Spieth has ace up his sleeve for US Open  

World No. 1 Rory McIlroy will be chasing his second US Open title in five years next week, but standing in his way is Masters champ Jordan Spieth, who believes he has an edge over his rivals.

The 115th US Open begins Thursday at the links-style Chambers Bay Golf Club which is hosting its first major championship so few of the players can say they have spent considerable time on the course.

And that goes for world number two Spieth, who claimed the first Grand Slam of the season when he won The Masters in April.

While Chambers Bay will be a mystery to all but a handful of the players, Spieth does have an ace up his sleeve — his caddie, Michael Greller, worked at Chambers Bay before carrying Spieth’s bag on the PGA Tour.

“Michael told me some shots that I needed to get ready for Chambers,” said Spieth, who played the course once before at the US Amateur in 2012. “He walked it a couple of times a few weeks ago.

“I need a shot I can trust from the runoff areas. The greens are massive, so controlling your speed on these longer putts, you are not going to be able to feed it into a lot of these pins.”

Spieth, 21, has played 16 PGA Tour events this season and along with his two victories he has three runner-ups and nine top ten finishes.

“It is going to be a lot of speed control,” he said of Chambers Bay. “It is going to be different short game shots, almost like you are playing an Open Championship.”

That might be music to the ears of McIlroy as he is the reigning British Open champion and is coming off a victory at the Wells Fargo event in his last US outing in May.

McIlroy has played seven US PGA Tour events this season, winning two of his last three, but he missed the cut at his last event in European PGA Championship at Wentworth.

Sandwiched between his wins at the Wells Fargo and the WGC-Cadillac Match Play is a tie for eighth at The Players Championship. He has had five top 10 finishes and missed one cut at The Honda Classic.

Like most of the field, he doesn’t know what Chambers Bay will deliver.

“No one is going to go out there and play 10 practice rounds,” McIlroy said. “I am going to go a little early. I am going to play a couple of practice rounds the weekend before.”

Some players have taken scouting trips to Chambers Bay, located 50 kilometres (31 miles) southwest of Seattle, Washington.

That includes both Phil Mickelson and Tiger Woods, who will need all the extra help he can get after shooting a career-high 85 at The Memorial last week.

Woods played a round at Chambers Bay earlier this month, taking more than nine hours to finish 18 holes as he took his time to study the layout.

“It is very challenging,” said Woods, who finished dead last at 14-over-par 302 at The Memorial.

Germany’s Martin Kaymer won last year’s US Open, closing with a one-under 69 en route to an dominating eight-shot victory over Rickie Fowler and Erik Compton at Pinehurst.

His win came two months after his triumph at the Players Championship, earning him wins on both Mother’s Day and Father’s Day.

Kaymer has missed the cut in three of his last five USPGA Tour events so he is hoping that defending another major will give his game the kick start it needs.

“If you win one major, it is almost like a career goal,” said Kaymer, who also won the 2010 PGA Championship at Whistling Straits which is similar in style to Chambers Bay.

“But to win two, it is proof to yourself you can do it again.

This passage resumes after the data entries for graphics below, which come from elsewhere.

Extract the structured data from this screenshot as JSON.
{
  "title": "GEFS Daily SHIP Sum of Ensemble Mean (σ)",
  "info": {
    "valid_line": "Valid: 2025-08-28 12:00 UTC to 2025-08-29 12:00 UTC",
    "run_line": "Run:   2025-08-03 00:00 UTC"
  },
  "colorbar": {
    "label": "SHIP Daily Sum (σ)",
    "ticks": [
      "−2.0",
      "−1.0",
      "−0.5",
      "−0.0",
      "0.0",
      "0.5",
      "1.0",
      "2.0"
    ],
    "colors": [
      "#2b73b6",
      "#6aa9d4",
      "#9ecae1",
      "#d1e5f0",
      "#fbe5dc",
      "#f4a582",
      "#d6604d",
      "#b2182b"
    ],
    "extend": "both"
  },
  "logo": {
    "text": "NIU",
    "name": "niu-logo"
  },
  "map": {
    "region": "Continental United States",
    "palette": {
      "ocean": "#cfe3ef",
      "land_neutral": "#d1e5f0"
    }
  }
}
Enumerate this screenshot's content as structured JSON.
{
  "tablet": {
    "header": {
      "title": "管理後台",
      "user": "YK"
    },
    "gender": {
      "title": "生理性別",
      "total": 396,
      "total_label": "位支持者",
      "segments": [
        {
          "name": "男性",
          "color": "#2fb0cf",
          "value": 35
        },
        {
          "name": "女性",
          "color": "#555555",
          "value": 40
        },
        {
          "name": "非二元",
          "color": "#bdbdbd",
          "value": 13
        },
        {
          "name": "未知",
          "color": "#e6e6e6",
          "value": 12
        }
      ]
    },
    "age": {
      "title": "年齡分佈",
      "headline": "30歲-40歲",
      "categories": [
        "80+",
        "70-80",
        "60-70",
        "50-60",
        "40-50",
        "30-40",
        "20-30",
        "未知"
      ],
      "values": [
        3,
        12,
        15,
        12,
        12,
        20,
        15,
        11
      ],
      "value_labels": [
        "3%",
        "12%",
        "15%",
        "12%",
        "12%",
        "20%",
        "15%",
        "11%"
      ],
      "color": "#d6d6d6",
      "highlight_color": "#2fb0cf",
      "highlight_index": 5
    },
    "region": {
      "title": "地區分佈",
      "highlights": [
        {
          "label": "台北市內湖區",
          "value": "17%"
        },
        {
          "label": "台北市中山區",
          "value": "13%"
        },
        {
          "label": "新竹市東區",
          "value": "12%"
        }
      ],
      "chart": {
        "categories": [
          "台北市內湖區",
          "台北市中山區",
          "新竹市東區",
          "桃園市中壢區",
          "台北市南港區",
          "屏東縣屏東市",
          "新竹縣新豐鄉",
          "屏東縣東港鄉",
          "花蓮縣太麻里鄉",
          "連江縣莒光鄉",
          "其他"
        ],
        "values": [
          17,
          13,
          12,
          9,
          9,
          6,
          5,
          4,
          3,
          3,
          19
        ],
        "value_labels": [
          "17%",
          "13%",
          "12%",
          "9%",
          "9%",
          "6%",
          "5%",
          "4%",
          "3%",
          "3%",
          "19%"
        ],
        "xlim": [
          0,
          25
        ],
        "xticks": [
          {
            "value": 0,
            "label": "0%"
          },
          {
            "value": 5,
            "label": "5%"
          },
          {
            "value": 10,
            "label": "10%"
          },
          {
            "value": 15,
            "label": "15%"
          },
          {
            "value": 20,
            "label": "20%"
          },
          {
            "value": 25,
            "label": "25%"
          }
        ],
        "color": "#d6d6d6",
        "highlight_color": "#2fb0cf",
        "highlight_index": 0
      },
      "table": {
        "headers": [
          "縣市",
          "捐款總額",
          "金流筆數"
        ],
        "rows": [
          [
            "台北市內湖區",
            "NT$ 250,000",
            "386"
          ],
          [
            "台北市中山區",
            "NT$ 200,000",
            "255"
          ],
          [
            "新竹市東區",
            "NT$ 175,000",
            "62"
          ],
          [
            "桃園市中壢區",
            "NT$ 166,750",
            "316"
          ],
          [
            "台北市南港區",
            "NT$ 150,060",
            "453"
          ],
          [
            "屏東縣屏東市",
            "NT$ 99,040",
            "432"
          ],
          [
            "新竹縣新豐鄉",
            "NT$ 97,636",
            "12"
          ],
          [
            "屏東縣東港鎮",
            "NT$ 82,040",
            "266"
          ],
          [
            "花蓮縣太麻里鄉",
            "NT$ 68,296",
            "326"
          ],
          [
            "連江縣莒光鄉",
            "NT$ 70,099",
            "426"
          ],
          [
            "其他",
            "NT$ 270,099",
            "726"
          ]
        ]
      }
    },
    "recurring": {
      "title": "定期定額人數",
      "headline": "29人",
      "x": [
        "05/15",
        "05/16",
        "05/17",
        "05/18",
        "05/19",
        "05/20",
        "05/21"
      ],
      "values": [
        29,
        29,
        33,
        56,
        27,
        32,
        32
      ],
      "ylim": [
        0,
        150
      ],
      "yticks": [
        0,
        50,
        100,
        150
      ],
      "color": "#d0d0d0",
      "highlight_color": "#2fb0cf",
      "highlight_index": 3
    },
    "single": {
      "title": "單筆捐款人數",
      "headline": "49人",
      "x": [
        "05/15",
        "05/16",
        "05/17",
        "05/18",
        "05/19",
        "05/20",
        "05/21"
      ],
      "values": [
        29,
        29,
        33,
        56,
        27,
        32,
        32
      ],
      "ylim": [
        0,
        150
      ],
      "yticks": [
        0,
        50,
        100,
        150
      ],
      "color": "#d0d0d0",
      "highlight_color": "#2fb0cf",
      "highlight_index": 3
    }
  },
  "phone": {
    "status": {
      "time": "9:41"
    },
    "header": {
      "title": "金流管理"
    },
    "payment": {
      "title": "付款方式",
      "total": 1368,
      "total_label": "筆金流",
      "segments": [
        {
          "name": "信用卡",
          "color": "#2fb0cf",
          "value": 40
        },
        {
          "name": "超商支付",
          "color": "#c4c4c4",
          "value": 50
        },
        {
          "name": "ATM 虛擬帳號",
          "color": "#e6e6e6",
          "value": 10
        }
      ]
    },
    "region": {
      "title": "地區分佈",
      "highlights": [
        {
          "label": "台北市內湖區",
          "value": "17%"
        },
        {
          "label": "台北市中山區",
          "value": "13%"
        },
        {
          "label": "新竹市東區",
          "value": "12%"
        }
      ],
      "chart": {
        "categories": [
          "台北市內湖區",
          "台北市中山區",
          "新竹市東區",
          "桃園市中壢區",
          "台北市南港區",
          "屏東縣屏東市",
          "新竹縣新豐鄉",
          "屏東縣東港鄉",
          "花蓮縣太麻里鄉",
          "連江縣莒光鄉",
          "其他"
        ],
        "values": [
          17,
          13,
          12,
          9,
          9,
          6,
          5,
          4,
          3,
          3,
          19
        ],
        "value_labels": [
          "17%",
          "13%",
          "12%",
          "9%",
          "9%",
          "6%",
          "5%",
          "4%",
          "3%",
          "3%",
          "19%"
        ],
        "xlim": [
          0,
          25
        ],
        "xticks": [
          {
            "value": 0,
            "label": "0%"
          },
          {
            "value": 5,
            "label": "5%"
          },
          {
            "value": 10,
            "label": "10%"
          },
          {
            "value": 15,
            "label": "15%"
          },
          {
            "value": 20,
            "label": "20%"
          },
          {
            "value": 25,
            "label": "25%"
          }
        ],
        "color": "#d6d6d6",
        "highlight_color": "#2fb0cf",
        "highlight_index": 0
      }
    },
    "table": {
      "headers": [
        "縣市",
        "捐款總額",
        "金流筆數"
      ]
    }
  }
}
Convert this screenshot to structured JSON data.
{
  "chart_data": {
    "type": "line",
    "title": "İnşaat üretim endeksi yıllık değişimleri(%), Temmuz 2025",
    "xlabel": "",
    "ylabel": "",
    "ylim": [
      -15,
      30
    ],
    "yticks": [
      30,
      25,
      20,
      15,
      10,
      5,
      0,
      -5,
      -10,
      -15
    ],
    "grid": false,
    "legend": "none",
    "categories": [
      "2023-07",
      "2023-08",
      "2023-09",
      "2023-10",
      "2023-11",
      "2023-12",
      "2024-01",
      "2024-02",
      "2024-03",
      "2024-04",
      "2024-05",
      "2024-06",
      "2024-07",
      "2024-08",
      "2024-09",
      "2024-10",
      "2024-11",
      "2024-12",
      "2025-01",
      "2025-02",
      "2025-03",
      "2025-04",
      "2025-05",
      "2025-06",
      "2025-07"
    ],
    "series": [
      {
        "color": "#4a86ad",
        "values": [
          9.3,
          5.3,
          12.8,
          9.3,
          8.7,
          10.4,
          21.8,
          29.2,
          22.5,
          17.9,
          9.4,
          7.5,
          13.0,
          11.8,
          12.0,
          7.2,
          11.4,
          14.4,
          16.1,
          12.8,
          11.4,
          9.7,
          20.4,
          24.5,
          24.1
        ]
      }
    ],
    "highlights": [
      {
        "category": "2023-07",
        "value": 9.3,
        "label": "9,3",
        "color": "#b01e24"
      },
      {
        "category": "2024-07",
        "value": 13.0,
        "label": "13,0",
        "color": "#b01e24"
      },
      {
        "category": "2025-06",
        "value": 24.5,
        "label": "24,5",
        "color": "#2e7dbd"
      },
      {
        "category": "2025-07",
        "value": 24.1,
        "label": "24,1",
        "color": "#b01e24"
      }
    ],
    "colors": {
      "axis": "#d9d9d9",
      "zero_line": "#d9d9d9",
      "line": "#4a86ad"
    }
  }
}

Obviously there are a few more tournaments I would like to win in my career.”

Mickelson has finished runner-up a record six times at the US Open so he would like nothing more than to get a win at Chambers Bay and finally complete his career Grand Slam.

American Mickelson won the British Open at Muirfield in 2013 so he’s is hoping to get some of that links magic back on home soil.

“It plays exactly like the British Open plays,” Mickelson said. “The ball runs like the British; you’re hitting the same shots as the British, and so it is like a British Open in the United States.”